ECONOMíA › DESARROLLO Y EXPANSIóN DE LA ESTRUCTURA PRODUCTIVA

¿Cuál es la situación de la industria?

Después de la política de destrucción del entramado industrial en la década del noventa, la recuperación ha sido muy fuerte luego de la crisis de 2001. Tareas pendientes en cuanto a diversificación y a financiamiento público de largo plazo.

Producción: Tomás Lukin


Por Jorge Schvarzer *

Evolución impresionante

A partir del colapso de la convertibilidad, la industria recuperó un brío que ya pocos le asignaban. Su rápido crecimiento permitió que alcanzara niveles nunca registrados: hoy, su valor agregado se ubica más de 30 por ciento encima de los mejores niveles de la década de 1990 (que no eran nada especial pero sirven como comparación) y, por lo tanto, de cualquier otro período anterior. En esa marcha, ella fue uno de los mayores aportantes al avance del Producto y, en el proceso, absorbió una masa de mano de obra que le permitió contribuir, como pocos, a reducir el flagelo del hambre y la desocupación. Además, buena parte de esos trabajadores reciben salarios razonables en estas épocas por tratarse de personal calificado.

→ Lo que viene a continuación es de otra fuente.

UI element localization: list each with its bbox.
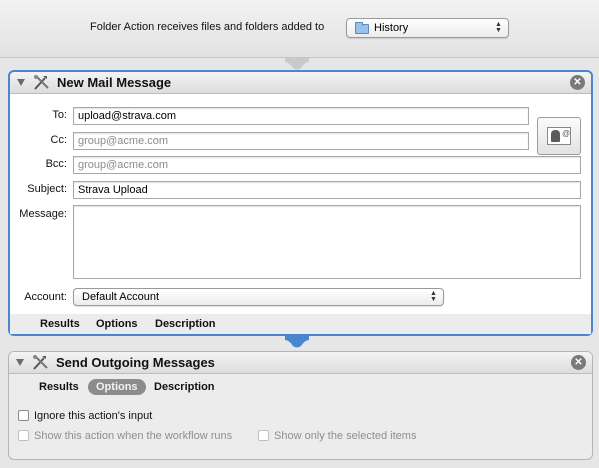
tab-description[interactable]: Description: [147, 316, 224, 332]
account-popup[interactable]: Default Account ▲ ▼: [73, 288, 444, 306]
message-field[interactable]: [73, 205, 581, 279]
show-when-runs-label: Show this action when the workflow runs: [34, 430, 233, 442]
bcc-field[interactable]: group@acme.com: [73, 156, 581, 174]
tab-options[interactable]: Options: [88, 379, 146, 395]
action-title: New Mail Message: [57, 75, 172, 90]
close-action-icon[interactable]: ✕: [571, 355, 586, 370]
address-book-button[interactable]: @: [537, 117, 581, 155]
tab-results[interactable]: Results: [31, 379, 87, 395]
workflow-connector: [285, 58, 309, 70]
folder-popup-value: History: [374, 22, 409, 34]
bcc-label: Bcc:: [45, 158, 67, 170]
address-card-icon: @: [547, 127, 571, 145]
subject-label: Subject:: [27, 183, 67, 195]
folder-icon: [355, 22, 369, 34]
message-label: Message:: [19, 208, 67, 220]
workflow-input-bar: Folder Action receives files and folders…: [0, 0, 599, 58]
cc-label: Cc:: [50, 134, 68, 146]
subject-field[interactable]: Strava Upload: [73, 181, 581, 199]
action-header: Send Outgoing Messages ✕: [9, 352, 592, 374]
tab-options[interactable]: Options: [88, 316, 146, 332]
action-connector: [285, 336, 309, 348]
workflow-input-label: Folder Action receives files and folders…: [90, 21, 325, 33]
folder-popup[interactable]: History ▲ ▼: [346, 18, 509, 38]
popup-arrows-icon: ▲ ▼: [495, 21, 502, 34]
action-tabs: Results Options Description: [9, 377, 592, 397]
popup-arrows-icon: ▲ ▼: [430, 290, 437, 303]
automator-tools-icon: [34, 75, 49, 90]
tab-description[interactable]: Description: [146, 379, 223, 395]
automator-tools-icon: [33, 355, 48, 370]
mail-fields-area: To: upload@strava.com Cc: group@acme.com…: [10, 94, 591, 314]
to-field[interactable]: upload@strava.com: [73, 107, 529, 125]
to-label: To:: [52, 109, 67, 121]
account-label: Account:: [24, 291, 67, 303]
disclosure-triangle-icon[interactable]: [16, 359, 24, 366]
show-when-runs-checkbox[interactable]: [18, 430, 29, 441]
tab-results[interactable]: Results: [32, 316, 88, 332]
show-selected-checkbox[interactable]: [258, 430, 269, 441]
show-selected-label: Show only the selected items: [274, 430, 417, 442]
close-action-icon[interactable]: ✕: [570, 75, 585, 90]
cc-field[interactable]: group@acme.com: [73, 132, 529, 150]
action-tabs: Results Options Description: [10, 314, 591, 334]
action-header: New Mail Message ✕: [10, 72, 591, 94]
ignore-input-checkbox[interactable]: [18, 410, 29, 421]
new-mail-message-action[interactable]: New Mail Message ✕ To: upload@strava.com…: [8, 70, 593, 336]
ignore-input-label: Ignore this action's input: [34, 410, 153, 422]
send-outgoing-messages-action[interactable]: Send Outgoing Messages ✕ Results Options…: [8, 351, 593, 460]
disclosure-triangle-icon[interactable]: [17, 79, 25, 86]
account-popup-value: Default Account: [82, 291, 160, 303]
action-title: Send Outgoing Messages: [56, 355, 215, 370]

No sólo eso. La industria encaró una exitosa salida al exterior y ya ofrece uno de los mayores aportes de divisas al país. Los 9000 millones de dólares de incremento de las exportaciones de MOI (manufacturas de origen industrial), comparado con 2002 o con 1997, explican casi todo el superávit de la balanza comercial argentina. Aunque pocos lo digan, su evolución resulta mucho más impresionante que la de la soja, que presenta una ventaja de precios mayor que la de magnitudes, y porque genera, además, empleos y eslabonamientos productivos internos decisivos para el progreso nacional. Cuanto más avancen esas exportaciones, menos dependerá el país de un monocultivo y más de una variedad de actividades sofisticadas. Esas ventas al exterior señalan que la industria local es competitiva en los mercados del mundo en precio y calidad y sugieren que ha superado la etapa de dedicación exclusiva al mercado interno (de la que todavía siguen hablando los profetas del fracaso).

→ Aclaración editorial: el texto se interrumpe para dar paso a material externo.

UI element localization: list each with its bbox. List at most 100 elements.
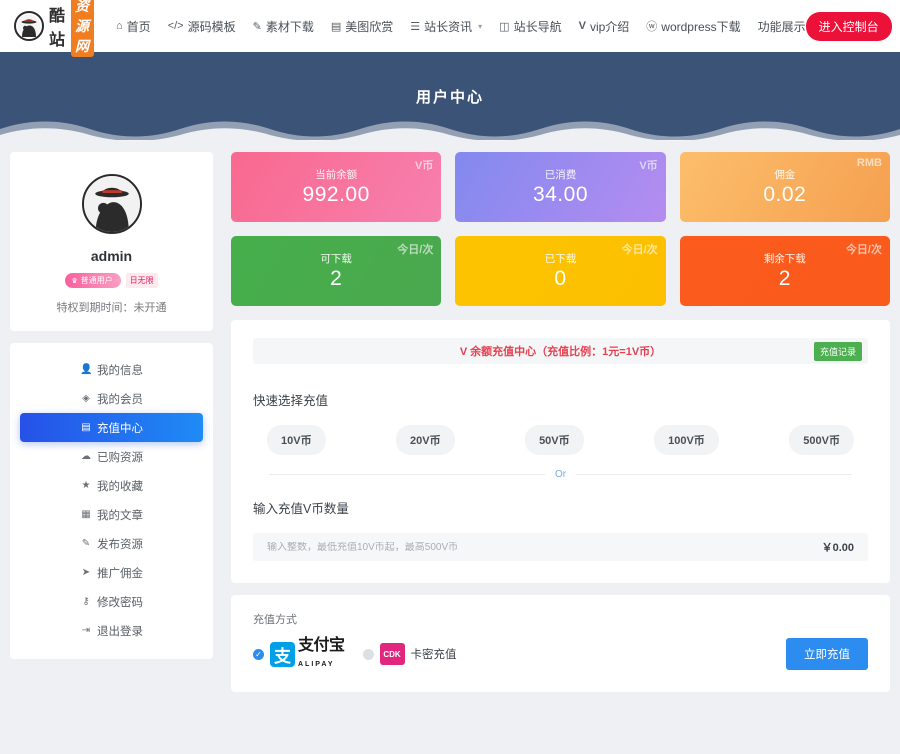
avatar[interactable] (81, 174, 142, 234)
wordpress-icon: ⓦ (646, 21, 658, 33)
page-title: 用户中心 (415, 88, 484, 106)
site-logo[interactable]: 酷站 资源网 (14, 0, 95, 57)
sidebar-item-my-articles[interactable]: ▦ 我的文章 (20, 500, 203, 529)
crown-icon: ♛ (71, 277, 78, 285)
stat-card-commission: RMB 佣金 0.02 (679, 152, 890, 222)
page-body: admin ♛ 普通用户 日无限 特权到期时间：未开通 👤 我的信息 ◈ 我的会… (0, 140, 900, 692)
radio-unselected-icon[interactable] (362, 648, 374, 660)
chevron-down-icon: ▾ (478, 21, 483, 31)
nav-item-wordpress-download[interactable]: ⓦ wordpress下载 (646, 18, 740, 35)
payment-option-card-key[interactable]: CDK 卡密充值 (362, 643, 457, 665)
nav-label: vip介绍 (589, 19, 630, 34)
nav-item-home[interactable]: ⌂ 首页 (116, 18, 151, 35)
or-label: Or (554, 469, 567, 480)
nav-item-webmaster-nav[interactable]: ◫ 站长导航 (499, 18, 561, 35)
nav-item-gallery[interactable]: ▤ 美图欣赏 (331, 18, 393, 35)
sidebar-item-my-membership[interactable]: ◈ 我的会员 (20, 384, 203, 413)
stat-label: 当前余额 (315, 169, 358, 181)
sidebar-item-label: 我的文章 (97, 509, 143, 522)
nav-item-feature-showcase[interactable]: 功能展示 (758, 18, 806, 35)
stat-card-downloadable: 今日/次 可下载 2 (231, 236, 442, 306)
sidebar-item-promotion-commission[interactable]: ➤ 推广佣金 (20, 558, 203, 587)
document-icon: ▦ (81, 509, 91, 520)
amount-input-label: 输入充值V币数量 (253, 502, 349, 516)
sidebar-item-label: 修改密码 (97, 596, 143, 609)
nav-label: 功能展示 (757, 19, 806, 34)
sidebar-item-label: 我的会员 (97, 393, 143, 406)
send-icon: ➤ (81, 567, 91, 578)
recharge-now-button[interactable]: 立即充值 (786, 638, 868, 670)
status-badge-daily: 日无限 (125, 273, 158, 288)
quick-select-label: 快速选择充值 (253, 394, 329, 408)
username: admin (90, 248, 133, 264)
image-icon: ▤ (330, 20, 342, 33)
stat-label: 已消费 (544, 169, 577, 181)
stat-unit: V币 (639, 160, 658, 172)
sidebar-item-publish-resource[interactable]: ✎ 发布资源 (20, 529, 203, 558)
sidebar-item-label: 退出登录 (97, 625, 143, 638)
top-navigation-bar: 酷站 资源网 ⌂ 首页 </> 源码模板 ✎ 素材下载 ▤ 美图欣赏 ☰ 站长资… (0, 0, 900, 57)
right-column: V币 当前余额 992.00 V币 已消费 34.00 RMB 佣金 0.02 … (231, 152, 890, 692)
sidebar-item-label: 充值中心 (97, 422, 143, 435)
sidebar-item-my-favorites[interactable]: ★ 我的收藏 (20, 471, 203, 500)
logo-text: 酷站 (49, 8, 67, 49)
nav-item-vip-intro[interactable]: V vip介绍 (579, 18, 630, 35)
console-button[interactable]: 进入控制台 (805, 11, 892, 41)
quick-amount-500[interactable]: 500V币 (789, 425, 854, 455)
hero-banner: 用户中心 (0, 52, 900, 141)
quick-amount-50[interactable]: 50V币 (525, 425, 584, 455)
stat-card-consumed: V币 已消费 34.00 (455, 152, 666, 222)
sidebar-item-change-password[interactable]: ⚷ 修改密码 (20, 587, 203, 616)
amount-total: ￥0.00 (821, 542, 854, 554)
cdk-label: CDK (383, 649, 401, 659)
nav-item-material-download[interactable]: ✎ 素材下载 (253, 18, 314, 35)
sidebar-item-logout[interactable]: ⇥ 退出登录 (20, 616, 203, 645)
quick-amount-10[interactable]: 10V币 (267, 425, 326, 455)
alipay-name: 支付宝 (298, 637, 345, 654)
diamond-icon: ◈ (82, 393, 90, 404)
logout-icon: ⇥ (81, 625, 91, 636)
cdk-icon: CDK (379, 643, 405, 665)
list-icon: ☰ (410, 20, 421, 33)
key-icon: ⚷ (82, 596, 90, 607)
stat-label: 可下载 (320, 253, 352, 265)
stat-value: 992.00 (302, 183, 370, 206)
left-column: admin ♛ 普通用户 日无限 特权到期时间：未开通 👤 我的信息 ◈ 我的会… (10, 152, 213, 692)
quick-amount-20[interactable]: 20V币 (396, 425, 455, 455)
recharge-record-button[interactable]: 充值记录 (813, 342, 862, 361)
card-icon: ▤ (81, 422, 91, 433)
or-divider: Or (269, 469, 852, 480)
nav-label: 美图欣赏 (345, 19, 394, 34)
user-badges: ♛ 普通用户 日无限 (20, 273, 203, 288)
sidebar-item-purchased-resources[interactable]: ☁ 已购资源 (20, 442, 203, 471)
stat-unit: 今日/次 (845, 244, 882, 256)
stat-label: 已下载 (544, 253, 577, 265)
nav-label: 站长资讯 (424, 19, 473, 34)
sidebar-item-recharge-center[interactable]: ▤ 充值中心 (20, 413, 203, 442)
quick-amount-100[interactable]: 100V币 (654, 425, 719, 455)
payment-method-row: ✓ 支 支付宝 ALIPAY CDK 卡密充值 立即充值 (253, 638, 868, 670)
profile-card: admin ♛ 普通用户 日无限 特权到期时间：未开通 (10, 152, 213, 331)
sidebar-item-my-info[interactable]: 👤 我的信息 (20, 355, 203, 384)
payment-option-alipay[interactable]: ✓ 支 支付宝 ALIPAY (253, 638, 345, 670)
stat-label: 佣金 (774, 169, 796, 181)
privilege-expiry-text: 特权到期时间：未开通 (56, 302, 167, 314)
v-icon: V (578, 20, 586, 32)
nav-item-webmaster-news[interactable]: ☰ 站长资讯 ▾ (410, 18, 482, 35)
sidebar-item-label: 推广佣金 (97, 567, 143, 580)
recharge-notice-bar: V 余额充值中心（充值比例：1元=1V币） 充值记录 (253, 338, 868, 364)
radio-selected-icon[interactable]: ✓ (253, 648, 264, 660)
pen-icon: ✎ (252, 20, 262, 33)
quick-amount-options: 10V币 20V币 50V币 100V币 500V币 (253, 425, 868, 455)
stat-card-downloaded: 今日/次 已下载 0 (455, 236, 666, 306)
stat-value: 34.00 (532, 183, 589, 206)
alipay-icon: 支 支付宝 ALIPAY (270, 638, 345, 670)
stat-value: 0.02 (763, 183, 807, 206)
nav-item-source-templates[interactable]: </> 源码模板 (168, 18, 236, 35)
sidebar-item-label: 已购资源 (97, 451, 143, 464)
card-key-name: 卡密充值 (410, 649, 457, 661)
recharge-amount-input[interactable] (267, 541, 822, 553)
stat-card-remaining-downloads: 今日/次 剩余下载 2 (679, 236, 890, 306)
nav-label: 站长导航 (513, 19, 562, 34)
code-icon: </> (167, 20, 184, 32)
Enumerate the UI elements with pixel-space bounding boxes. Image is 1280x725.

Estos éxitos contrastan con el acoso que sufrió la industria durante décadas. Desde 1976 hasta 2001, con excepción del interregno alfonsinista, fue perseguida por las estrategias llamadas “aperturistas” así como por la supuesta ortodoxia de los monetaristas que querían y todavía quieren destruirla. El prolongado atraso del tipo de cambio (1978-1981 y 1990–2001), la liquidación de casi toda protección arancelaria, el cierre de las fuentes de crédito a largo plazo (entre las que se destaca el cierre inédito del Banade), el desmantelamiento de los mecanismos de promoción le infligieron heridas cuyas cicatrices todavía hoy se perciben.

Ramas enteras de actividad desaparecieron –la electrónica y muchos fabricantes de bienes de capital– y otras se achicaron hasta hacerse irreconocibles –textiles y calzado–, mientras que se desarticulaba el tejido industrial y se rompían los eslabonamientos virtuosos entre sus partes. Sólo en la década de 1990 desapareció, según censos, el 30 por ciento de los establecimientos fabriles y una proporción semejante de empresarios, técnicos y obreros. Esa pérdida de equipos y conocimientos es irreparable en el corto plazo. La ruptura de la voluntad de invertir de numerosos empresarios pymes se explica por esa historia terrible que casi no tiene antecedentes en el mundo.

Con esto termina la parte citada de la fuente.